95

As mentioned in many other locations on the web, adding a new column to an existing DataFrame is not straightforward. Unfortunately it is important to have this functionality (even though it is inefficient in a distributed environment) especially when trying to concatenate two DataFrames using unionAll.

What is the most elegant workaround for adding a null column to a DataFrame to facilitate a unionAll?

My version goes like this:

from pyspark.sql.types import StringType
from pyspark.sql.functions import UserDefinedFunction
to_none = UserDefinedFunction(lambda x: None, StringType())
new_df = old_df.withColumn('new_column', to_none(df_old['any_col_from_old']))
zero323
  • 322,348
  • 103
  • 959
  • 935
architectonic
  • 2,871
  • 2
  • 21
  • 35

5 Answers5

185

All you need here is importing StringType and using lit and cast:

from pyspark.sql.types import StringType
from pyspark.sql.functions import lit

new_df = old_df.withColumn('new_column', lit(None).cast(StringType()))

A full example:

df = sc.parallelize([row(1, "2"), row(2, "3")]).toDF()
df.printSchema()
# root
#  |-- foo: long (nullable = true)
#  |-- bar: string (nullable = true)

new_df = df.withColumn('new_column', lit(None).cast(StringType()))

new_df.printSchema()
# root
#  |-- foo: long (nullable = true)
#  |-- bar: string (nullable = true)
#  |-- new_column: string (nullable = true)

new_df.show()
# +---+---+----------+
# |foo|bar|new_column|
# +---+---+----------+
# |  1|  2|      null|
# |  2|  3|      null|
# +---+---+----------+

A Scala equivalent can be found here: Create new Dataframe with empty/null field values

ZygD
  • 22,092
  • 39
  • 79
  • 102
zero323
  • 322,348
  • 103
  • 959
  • 935
  • How to do this conditionally, if the column does not exist in the first place? I am trying to use UDF and pass the DF to it and then doing `new_column not in df.columns` check, but can't make it to work. – Gopala Jul 12 '16 at 20:09
  • I looked at it too, but I was still not able to incorporate that conditionally into a `withColumn('blah', where(has_column(df['blah']) == False)....` kind of construct. Must be missing some syntactical construct. I want to add a column with Nulls, if it does not exist. This answer does former, the other one checks latter. – Gopala Jul 12 '16 at 21:57
  • @Gopala `df if has_column(df) else df.withColumn(....)` - nothing Spark specific. – zero323 Jul 12 '16 at 21:58
  • 1
    Darn....I get really mixed up with when python syntax works, and when it does not. For example, you can't have conditional code within the `withColumn` and have to use UDFs. Thank you! – Gopala Jul 12 '16 at 22:00
12

I would cast lit(None) to NullType instead of StringType. So that if we ever have to filter out not null rows on that column...it can be easily done as follows

df = sc.parallelize([Row(1, "2"), Row(2, "3")]).toDF()
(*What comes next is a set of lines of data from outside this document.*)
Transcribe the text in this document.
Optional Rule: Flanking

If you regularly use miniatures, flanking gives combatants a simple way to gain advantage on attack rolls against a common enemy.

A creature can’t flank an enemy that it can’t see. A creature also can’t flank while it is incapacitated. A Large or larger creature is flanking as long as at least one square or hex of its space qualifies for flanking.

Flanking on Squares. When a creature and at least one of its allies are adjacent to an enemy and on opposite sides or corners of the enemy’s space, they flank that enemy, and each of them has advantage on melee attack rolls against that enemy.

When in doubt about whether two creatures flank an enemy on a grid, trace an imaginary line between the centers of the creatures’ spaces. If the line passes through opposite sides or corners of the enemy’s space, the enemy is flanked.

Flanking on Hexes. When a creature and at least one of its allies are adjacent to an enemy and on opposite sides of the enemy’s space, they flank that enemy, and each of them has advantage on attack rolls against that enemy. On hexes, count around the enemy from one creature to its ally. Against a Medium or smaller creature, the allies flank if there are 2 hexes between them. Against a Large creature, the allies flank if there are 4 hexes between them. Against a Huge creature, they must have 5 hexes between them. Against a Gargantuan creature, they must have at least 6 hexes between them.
new_df = df.withColumn('new_column', lit(None).cast(NullType()))

new_df.printSchema() 

df_null = new_df.filter(col("new_column").isNull()).show()
df_non_null = new_df.filter(col("new_column").isNotNull()).show()

Also be careful about not using lit("None")(with quotes) if you are casting to StringType since it would fail for searching for records with filter condition .isNull() on col("new_column").

Shrikant Prabhu
  • 709
  • 8
  • 13
  • 2
    Error: `Parquet data source does not support null data type.;`. `StringType()` worked. – ZygD Feb 15 '21 at 14:42
  • This could be a very bad idea depending on your usecase, as it casts the column as a Void type, and thus nothing can be inserted other than null if you write this out to some kind of storage, e.g. delta format. – Chris Ivan Mar 29 '23 at 07:40
4

The option without import StringType

df = df.withColumn('foo', F.lit(None).cast('string'))

Full example:

from pyspark.sql import functions as F
df = spark.range(1, 3).toDF('c')

df = df.withColumn('foo', F.lit(None).cast('string'))

df.printSchema()
#     root
#      |-- c: long (nullable = false)
#      |-- foo: string (nullable = true)

df.show()
#     +---+----+
#     |  c| foo|
#     +---+----+
#     |  1|null|
#     |  2|null|
#     +---+----+
ZygD
  • 22,092
  • 39
  • 79
  • 102
1
df1.selectExpr("school","null as col1").show()

output:

+--------------------+----+
|              school|col1|
+--------------------+----+
|Shanghai Jiao Ton...|null|
|   Peking University|null|
|Shanghai Jiao Ton...|null|
|    Fudan University|null|
|    Fudan University|null|
| Tsinghua University|null|
|Shanghai Jiao Ton...|null|
| Tsinghua University|null|
| Tsinghua University|null|
|   Peking University|null|

or in pyspark 2.2+

df1.pandas_api().assign(new_column=None)
G.G
  • 639
  • 1
  • 5
0

Why not just use this?

from pyspark.sql.functions import lit
df.withColumn("column_name", lit("")).show()
Underoos
  • 4,708
  • 8
  • 42
  • 85